Request Review of draft-ietf-mpls-in-udp
Requested revision No specific revision (document currently at 11)
Type Early Review
Team Security Area Directorate (secdir)
Deadline 2015-01-20
Requested 2013-10-17
Authors Xiaohu Xu , Nischal Sheth , Lucy Yong , Ross Callon , David L. Black
I-D last updated 2013-10-24
Completed reviews Genart Last Call review of -04 by Roni Even (diff)
Genart Last Call review of -09 by Roni Even (diff)
Secdir Last Call review of -09 by Charlie Kaufman (diff)
Secdir Early review of -03 by Charlie Kaufman (diff)
Opsdir Last Call review of -04 by Nevil Brownlee (diff)
Assignment Reviewer Charlie Kaufman
State Completed
Request Early review on draft-ietf-mpls-in-udp by Security Area Directorate Assigned
Reviewed revision 03 (document currently at 11)
Result Has nits
Completed 2013-10-24
review-ietf-mpls-in-udp-03-secdir-early-kaufman-2013-10-24-00
I have reviewed this document as part of the security directorate's ongoing
effort to review all IETF documents being processed by the IESG.  These
comments were written primarily for the benefit of the security area directors.
 Document editors and WG chairs should treat these comments just like any other
last call comments.

This document defines an encapsulation format for MPLS over UDP. There are
already specifications for MPLS over GRE and MPLS over IP. The motivation to
add this third encapsulation format is to allow better path splitting of the
various substreams within the tunnel.

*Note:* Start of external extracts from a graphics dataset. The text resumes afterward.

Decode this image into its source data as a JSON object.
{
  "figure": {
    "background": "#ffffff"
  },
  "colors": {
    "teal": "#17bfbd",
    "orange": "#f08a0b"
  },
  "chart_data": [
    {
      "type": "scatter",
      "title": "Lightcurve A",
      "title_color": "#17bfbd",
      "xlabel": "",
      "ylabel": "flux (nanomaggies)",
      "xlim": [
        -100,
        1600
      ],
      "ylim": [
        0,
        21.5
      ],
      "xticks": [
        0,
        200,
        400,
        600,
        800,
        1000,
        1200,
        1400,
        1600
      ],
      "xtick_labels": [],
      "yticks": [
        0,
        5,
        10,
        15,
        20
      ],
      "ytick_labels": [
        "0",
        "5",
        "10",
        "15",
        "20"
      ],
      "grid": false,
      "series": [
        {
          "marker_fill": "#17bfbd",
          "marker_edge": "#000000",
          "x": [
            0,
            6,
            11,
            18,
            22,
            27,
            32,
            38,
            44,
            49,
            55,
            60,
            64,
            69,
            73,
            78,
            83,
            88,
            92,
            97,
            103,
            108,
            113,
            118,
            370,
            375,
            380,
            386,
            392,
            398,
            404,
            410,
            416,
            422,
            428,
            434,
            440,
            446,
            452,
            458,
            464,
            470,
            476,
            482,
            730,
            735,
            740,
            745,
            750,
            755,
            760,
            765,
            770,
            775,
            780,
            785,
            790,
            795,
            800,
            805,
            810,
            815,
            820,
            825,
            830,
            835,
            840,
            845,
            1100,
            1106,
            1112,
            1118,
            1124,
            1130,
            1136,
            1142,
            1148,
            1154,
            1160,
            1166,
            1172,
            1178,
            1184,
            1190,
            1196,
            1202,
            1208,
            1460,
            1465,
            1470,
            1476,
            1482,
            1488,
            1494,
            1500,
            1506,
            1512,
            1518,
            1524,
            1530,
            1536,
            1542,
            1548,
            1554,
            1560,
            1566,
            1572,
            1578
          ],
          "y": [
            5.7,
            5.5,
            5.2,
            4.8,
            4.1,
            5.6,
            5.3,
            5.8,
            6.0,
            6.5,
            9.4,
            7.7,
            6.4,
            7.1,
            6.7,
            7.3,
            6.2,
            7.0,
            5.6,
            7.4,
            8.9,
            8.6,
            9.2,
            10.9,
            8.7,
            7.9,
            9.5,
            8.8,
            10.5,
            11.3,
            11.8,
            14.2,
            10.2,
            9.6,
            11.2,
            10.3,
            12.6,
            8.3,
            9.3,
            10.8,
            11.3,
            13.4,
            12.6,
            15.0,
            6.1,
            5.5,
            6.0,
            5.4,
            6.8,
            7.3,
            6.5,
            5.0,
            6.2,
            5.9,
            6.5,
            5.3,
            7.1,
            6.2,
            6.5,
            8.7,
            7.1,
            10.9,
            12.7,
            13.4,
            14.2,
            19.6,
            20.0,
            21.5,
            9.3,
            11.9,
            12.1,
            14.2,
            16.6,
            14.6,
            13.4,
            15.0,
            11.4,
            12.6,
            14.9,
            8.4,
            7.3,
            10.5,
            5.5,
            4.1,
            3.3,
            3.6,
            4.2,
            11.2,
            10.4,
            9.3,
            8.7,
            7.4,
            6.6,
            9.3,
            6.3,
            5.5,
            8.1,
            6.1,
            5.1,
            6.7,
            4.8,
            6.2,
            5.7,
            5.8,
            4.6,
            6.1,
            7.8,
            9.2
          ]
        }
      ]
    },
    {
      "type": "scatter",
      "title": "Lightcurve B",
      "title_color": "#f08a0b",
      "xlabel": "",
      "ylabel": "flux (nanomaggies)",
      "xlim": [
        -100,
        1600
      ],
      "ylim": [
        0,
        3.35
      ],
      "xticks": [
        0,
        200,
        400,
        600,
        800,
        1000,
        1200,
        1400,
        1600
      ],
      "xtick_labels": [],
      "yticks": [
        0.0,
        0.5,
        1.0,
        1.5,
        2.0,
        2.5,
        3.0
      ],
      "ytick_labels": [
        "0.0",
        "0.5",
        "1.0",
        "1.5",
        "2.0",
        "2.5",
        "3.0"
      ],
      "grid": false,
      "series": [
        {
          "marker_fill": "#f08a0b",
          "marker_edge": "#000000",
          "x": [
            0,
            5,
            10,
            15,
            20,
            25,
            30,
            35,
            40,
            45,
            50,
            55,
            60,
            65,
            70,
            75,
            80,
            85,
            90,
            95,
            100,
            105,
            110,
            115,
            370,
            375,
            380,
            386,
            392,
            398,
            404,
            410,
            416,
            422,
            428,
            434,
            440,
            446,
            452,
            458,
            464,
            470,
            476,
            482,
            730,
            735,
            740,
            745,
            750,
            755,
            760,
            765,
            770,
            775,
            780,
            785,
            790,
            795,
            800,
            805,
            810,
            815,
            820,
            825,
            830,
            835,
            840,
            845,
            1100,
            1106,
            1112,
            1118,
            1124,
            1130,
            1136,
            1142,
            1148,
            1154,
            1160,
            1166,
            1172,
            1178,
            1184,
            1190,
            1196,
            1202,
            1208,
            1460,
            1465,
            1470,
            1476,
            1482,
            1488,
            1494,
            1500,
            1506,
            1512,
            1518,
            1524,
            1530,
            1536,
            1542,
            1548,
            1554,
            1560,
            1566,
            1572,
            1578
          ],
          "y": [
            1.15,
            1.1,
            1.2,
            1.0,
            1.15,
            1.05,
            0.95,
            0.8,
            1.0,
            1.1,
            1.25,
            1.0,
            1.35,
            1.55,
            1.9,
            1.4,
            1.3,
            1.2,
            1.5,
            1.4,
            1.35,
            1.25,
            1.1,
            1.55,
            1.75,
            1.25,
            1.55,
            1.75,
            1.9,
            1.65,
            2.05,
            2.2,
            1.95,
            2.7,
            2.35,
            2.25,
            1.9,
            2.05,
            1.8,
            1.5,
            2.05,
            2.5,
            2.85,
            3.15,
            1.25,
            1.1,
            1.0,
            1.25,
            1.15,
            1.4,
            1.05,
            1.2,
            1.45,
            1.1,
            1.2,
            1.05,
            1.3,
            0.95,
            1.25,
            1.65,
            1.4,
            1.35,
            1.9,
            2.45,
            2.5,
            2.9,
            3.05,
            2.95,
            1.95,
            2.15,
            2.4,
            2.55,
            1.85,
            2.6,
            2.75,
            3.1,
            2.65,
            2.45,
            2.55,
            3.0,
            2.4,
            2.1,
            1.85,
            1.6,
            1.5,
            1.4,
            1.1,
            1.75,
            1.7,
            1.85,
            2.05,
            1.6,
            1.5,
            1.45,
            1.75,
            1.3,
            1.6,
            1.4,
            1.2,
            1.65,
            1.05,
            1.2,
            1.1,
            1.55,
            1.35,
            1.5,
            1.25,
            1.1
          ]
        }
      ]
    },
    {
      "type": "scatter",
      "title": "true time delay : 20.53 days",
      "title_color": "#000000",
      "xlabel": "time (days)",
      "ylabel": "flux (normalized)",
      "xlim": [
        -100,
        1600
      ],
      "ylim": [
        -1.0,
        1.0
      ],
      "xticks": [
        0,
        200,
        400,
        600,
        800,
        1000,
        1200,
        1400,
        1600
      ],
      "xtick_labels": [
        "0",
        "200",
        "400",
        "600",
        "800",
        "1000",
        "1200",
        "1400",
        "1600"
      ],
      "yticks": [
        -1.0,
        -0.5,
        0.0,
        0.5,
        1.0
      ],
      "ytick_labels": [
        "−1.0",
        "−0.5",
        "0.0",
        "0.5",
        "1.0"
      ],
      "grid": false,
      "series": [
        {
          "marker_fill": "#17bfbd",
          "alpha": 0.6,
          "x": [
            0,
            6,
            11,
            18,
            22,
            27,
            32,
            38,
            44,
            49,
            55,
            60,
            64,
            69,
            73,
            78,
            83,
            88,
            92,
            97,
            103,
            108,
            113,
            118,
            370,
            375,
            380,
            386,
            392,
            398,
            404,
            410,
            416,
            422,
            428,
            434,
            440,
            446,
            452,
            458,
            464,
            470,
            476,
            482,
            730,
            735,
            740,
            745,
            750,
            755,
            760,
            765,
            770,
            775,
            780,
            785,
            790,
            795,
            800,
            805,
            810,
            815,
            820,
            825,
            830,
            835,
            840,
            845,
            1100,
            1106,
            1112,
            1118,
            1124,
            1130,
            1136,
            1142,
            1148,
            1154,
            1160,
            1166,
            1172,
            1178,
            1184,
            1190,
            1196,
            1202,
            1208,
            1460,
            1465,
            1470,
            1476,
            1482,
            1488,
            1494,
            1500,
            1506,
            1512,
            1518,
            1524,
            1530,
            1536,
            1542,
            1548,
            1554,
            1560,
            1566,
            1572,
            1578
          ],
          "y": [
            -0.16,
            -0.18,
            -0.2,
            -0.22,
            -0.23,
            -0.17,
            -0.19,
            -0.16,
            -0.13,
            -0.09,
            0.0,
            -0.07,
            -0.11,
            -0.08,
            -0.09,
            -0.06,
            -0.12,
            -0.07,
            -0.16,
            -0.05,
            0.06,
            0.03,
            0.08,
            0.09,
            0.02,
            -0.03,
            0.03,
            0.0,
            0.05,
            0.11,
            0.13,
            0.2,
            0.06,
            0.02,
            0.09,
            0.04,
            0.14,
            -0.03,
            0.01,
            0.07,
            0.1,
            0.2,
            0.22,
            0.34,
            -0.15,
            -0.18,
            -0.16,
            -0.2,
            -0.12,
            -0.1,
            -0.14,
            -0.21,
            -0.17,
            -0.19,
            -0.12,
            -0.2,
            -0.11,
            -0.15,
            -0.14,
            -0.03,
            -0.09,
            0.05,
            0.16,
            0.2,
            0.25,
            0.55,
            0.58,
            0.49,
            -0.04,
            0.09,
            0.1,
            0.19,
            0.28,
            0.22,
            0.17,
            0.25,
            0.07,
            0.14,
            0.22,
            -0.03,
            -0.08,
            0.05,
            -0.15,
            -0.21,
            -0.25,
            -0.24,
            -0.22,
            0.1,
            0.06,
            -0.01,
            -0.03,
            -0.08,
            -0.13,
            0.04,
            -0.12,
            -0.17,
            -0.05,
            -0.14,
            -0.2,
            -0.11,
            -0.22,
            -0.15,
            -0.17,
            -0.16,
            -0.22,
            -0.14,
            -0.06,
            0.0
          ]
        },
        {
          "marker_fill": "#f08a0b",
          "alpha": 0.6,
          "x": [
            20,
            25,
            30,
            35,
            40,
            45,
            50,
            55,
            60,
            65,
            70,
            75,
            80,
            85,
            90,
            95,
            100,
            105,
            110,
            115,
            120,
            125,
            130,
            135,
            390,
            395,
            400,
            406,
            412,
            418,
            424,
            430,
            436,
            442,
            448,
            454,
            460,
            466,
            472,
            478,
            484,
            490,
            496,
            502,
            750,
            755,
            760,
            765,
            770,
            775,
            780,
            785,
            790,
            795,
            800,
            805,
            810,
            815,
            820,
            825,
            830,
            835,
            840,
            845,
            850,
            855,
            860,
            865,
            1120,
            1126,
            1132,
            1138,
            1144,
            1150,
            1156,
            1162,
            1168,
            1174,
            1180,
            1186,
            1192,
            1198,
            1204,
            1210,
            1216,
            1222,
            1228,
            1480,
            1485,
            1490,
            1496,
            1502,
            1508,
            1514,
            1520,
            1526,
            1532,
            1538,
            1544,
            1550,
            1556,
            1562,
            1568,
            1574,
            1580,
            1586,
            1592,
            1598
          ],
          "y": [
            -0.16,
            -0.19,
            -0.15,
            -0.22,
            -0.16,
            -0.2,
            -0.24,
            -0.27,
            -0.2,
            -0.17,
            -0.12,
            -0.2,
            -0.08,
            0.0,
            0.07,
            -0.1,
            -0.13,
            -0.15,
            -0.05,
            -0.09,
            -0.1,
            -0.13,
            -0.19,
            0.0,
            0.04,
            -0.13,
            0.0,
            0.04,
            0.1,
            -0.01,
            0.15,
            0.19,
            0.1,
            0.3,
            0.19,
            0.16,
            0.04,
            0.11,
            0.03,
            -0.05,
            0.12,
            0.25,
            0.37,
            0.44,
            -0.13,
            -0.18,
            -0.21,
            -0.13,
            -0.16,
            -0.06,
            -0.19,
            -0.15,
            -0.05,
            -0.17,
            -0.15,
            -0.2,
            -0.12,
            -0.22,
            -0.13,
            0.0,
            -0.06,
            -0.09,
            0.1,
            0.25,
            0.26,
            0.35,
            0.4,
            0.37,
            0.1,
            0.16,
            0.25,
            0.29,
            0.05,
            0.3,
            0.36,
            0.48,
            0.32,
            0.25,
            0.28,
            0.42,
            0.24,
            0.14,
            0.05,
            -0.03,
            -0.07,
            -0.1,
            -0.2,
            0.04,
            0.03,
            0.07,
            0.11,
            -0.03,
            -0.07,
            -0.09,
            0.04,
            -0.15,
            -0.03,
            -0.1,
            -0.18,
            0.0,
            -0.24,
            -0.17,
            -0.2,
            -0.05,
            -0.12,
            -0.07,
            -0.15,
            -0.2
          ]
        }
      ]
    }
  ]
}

It does this with a clever (and some
would say abusive) use of the UDP Source Port field. Because existing routers
know to identify different streams based on the five tuple of source-IP,
destination-IP, source-port, destination-port, and protocol, this encapsulation
attempts to preserve that entropy by setting the source port equal to a hash of
those 5 values of the encapsulated packet.

There is another possible motivation (which I'm surprised the specification
does not mention), which is that some firewalls are willing to pass UDP but not
GRE or MPLS packets.

The Security Considerations correctly notes that this encapsulation format does
not provide any integrity or confidentiality protection, and that if such
protection were to be provided with IPsec in transport mode then the advantage
of better path splitting of the various substreams would be lost. A similar
design could be used when encapsulating IPsec over UDP at the cost of leaking
information about the substreams to traffic analysis. But that would belong in
some other spec that specified an alternate IPsec over UDP format (almost
certainly using a different UDP port).

My only complaint - and it is a minor one - is with the "Congestion
Considerations" section. There, I expected to see something about the handling
of the congestion-experienced bits (though the correct processing is obvious,
probably covered by "Common Procedures" in RFC4023, and perhaps not worth
mentioning). The spec says that if the tunneled traffic is not known to be TCP
friendly and if the flow runs across an unprovisioned path that could
potentially be congested, then the *application* MUST employ additional
mechanisms to ensure that the offered load is reduced appropriately during
periods of congestion. My complaint is that there is no way for the routers
doing the encapsulation/decapsulation to participate in the congestion
mitigation process and therefore no way for an implementation of this
specification to be influenced by this requirement. I believe the spec would be
equivalent and more clear had it said that the tunneled traffic MUST be TCP
friendly. Even then, this seems more like operational guidance than a normative
part of the specification.

I mention these only as suggestions to the community. From a security
standpoint, I believe the document is just fine as is.